Die Übersäuerung der Ozeane gehört zu den bislang oft übersehenen, von Fachleuten aber gefürchteten Konsequenzen der Klimaänderung: Die Weltmeere nehmen große Mengen des in der Atmosphäre enthaltenen Kohlendioxids auf. Mit steigendem CO2-Gehalt der Atmosphäre steigt auch die Menge des im Wasser gelösten CO2: der pH-Wert fällt, das Wasser wird „saurer“.
Als Folge wird befürchtet, dass darunter insbesondere solche Organismen leiden, die ein Endoskelett (sprich: Schale) aus Kalk aufbauen. Dazu zählen verschiedene Planktonarten von Einzellern bis hin zu marinen Schnecken, die alle eines gemeinsam haben: sie sind wichtig für die Nahrungskette im Meer. Fällt der pH-Wert unterhalb von Schwellen, die einzelne Arten tolerieren können, wäre es möglich, dass ganze Glieder aus der Nahrungskette herausbrechen. Im Extremfall könnte der Kollaps regionaler Ökosysteme die Folge sein. Auch Seevogelkolonien und Tiere wie Wale, Robben und Eisbären sind völlig von der im Plankton bestehenden Basis der marinen Nahrungskette abhängig. Beobachtungen mehren sich, dass solche Befürchtungen nicht blanke Panikmache sind, sondern durchaus real sein können.

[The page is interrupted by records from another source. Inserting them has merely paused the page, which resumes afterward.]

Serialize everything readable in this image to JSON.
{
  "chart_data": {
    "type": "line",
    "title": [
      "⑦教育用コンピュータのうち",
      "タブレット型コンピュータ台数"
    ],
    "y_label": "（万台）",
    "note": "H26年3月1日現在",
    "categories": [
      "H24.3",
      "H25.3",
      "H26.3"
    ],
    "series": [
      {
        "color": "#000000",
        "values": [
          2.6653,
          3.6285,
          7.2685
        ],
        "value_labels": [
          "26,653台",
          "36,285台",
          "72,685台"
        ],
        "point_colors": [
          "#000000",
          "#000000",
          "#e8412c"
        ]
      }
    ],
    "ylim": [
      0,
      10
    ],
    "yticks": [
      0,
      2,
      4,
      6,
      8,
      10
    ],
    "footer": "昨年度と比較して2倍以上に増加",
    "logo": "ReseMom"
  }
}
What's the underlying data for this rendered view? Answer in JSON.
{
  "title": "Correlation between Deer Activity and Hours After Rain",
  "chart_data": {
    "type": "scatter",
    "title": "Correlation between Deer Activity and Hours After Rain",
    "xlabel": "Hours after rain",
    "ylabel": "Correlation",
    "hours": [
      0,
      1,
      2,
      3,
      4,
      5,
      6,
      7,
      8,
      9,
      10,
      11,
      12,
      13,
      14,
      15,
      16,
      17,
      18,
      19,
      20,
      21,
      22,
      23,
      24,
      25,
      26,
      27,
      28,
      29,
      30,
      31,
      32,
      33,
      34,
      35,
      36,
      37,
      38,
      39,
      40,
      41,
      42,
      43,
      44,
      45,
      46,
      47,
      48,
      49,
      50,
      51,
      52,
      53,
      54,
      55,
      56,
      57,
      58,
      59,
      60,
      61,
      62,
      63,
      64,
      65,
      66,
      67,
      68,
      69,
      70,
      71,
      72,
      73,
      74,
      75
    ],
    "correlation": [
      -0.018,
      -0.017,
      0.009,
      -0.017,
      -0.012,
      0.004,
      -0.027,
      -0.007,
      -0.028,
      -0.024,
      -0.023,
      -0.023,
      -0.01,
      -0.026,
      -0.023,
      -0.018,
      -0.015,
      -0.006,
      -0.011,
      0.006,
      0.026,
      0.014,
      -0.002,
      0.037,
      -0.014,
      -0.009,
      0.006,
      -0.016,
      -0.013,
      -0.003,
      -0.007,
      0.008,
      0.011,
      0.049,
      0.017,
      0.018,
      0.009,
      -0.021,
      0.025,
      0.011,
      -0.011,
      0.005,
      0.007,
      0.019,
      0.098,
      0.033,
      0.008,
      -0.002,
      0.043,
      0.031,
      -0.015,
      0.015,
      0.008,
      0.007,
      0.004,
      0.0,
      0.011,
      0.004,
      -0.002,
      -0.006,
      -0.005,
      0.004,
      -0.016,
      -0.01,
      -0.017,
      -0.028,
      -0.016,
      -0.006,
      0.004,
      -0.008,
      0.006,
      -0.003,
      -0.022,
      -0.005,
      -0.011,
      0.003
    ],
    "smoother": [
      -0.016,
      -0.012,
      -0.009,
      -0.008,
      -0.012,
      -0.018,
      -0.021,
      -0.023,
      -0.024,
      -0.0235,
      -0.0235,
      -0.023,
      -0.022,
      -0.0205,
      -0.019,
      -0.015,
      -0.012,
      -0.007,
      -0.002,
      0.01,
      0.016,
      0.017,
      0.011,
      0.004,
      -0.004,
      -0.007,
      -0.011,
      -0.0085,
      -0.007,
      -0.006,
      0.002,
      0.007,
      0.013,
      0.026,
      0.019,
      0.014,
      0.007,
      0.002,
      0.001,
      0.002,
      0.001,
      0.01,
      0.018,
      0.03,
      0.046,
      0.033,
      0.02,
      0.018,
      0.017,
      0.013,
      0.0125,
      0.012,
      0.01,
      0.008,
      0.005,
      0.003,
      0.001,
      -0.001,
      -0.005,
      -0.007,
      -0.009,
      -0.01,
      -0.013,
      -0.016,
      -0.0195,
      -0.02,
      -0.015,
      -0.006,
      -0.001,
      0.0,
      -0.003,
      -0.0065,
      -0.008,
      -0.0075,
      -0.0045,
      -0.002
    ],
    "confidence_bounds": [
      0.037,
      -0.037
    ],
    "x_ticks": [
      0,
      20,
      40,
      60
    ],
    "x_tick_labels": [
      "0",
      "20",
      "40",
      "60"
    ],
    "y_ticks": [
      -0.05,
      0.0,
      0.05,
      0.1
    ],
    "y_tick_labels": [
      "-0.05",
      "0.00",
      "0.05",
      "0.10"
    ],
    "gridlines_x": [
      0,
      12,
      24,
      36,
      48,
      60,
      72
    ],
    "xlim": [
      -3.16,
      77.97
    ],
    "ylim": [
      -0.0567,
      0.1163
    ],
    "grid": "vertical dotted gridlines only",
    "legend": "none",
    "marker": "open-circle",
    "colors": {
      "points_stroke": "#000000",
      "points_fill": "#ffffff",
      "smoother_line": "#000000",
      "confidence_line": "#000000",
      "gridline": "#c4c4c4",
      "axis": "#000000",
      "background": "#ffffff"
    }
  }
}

Immerhin gibt es jetzt auch eine fundierte Beobachtung, die andeutet, dass das marine Ökosystem in Spitzbergen gegen eine Übersäuerung möglicherweise widerstandsfähiger ist als bislang befürchtet. Im Kongsfjord haben Wissenschaftler das Meerwasser an Beobachtungsstationen mit Kohlendioxid angereichert und die Entwicklung beobachtet. Entgegen der Erwartung konnte kein Einfluss auf die Artenzusammensetzung und den Zustand des Zooplanktons festgestellt werden. Dies gibt Anlass zur Hoffnung, dass das ökologisch so bedeutsame marine Zooplankton in der Arktis doch resistenter gegen fallende pH-Werte sein könnte als angenommen.
Gewissheit lässt sich daraus natürlich noch nicht ableiten. Es handelt sich bislang nur um eine zeitlich und räumlich eng begrenzte Beobachtung. Untersuchungen, welche die Empfindlichkeit des Zooplanktons gegen einer Übersäuerung feststellen, sind nicht aus der Luft gegriffen. Wie heißt es so schön am Ende einer jeden wissenschaftlichen Veröffentlichung: „weitere Untersuchungen werden benötigt …“
Flügelschnecken im Krossfjord: Wie empfindlich sind sie gegen eine Übersäuerung des Meerwassers? Ökologisch ist das eine der 10000000-Euro-Fragen.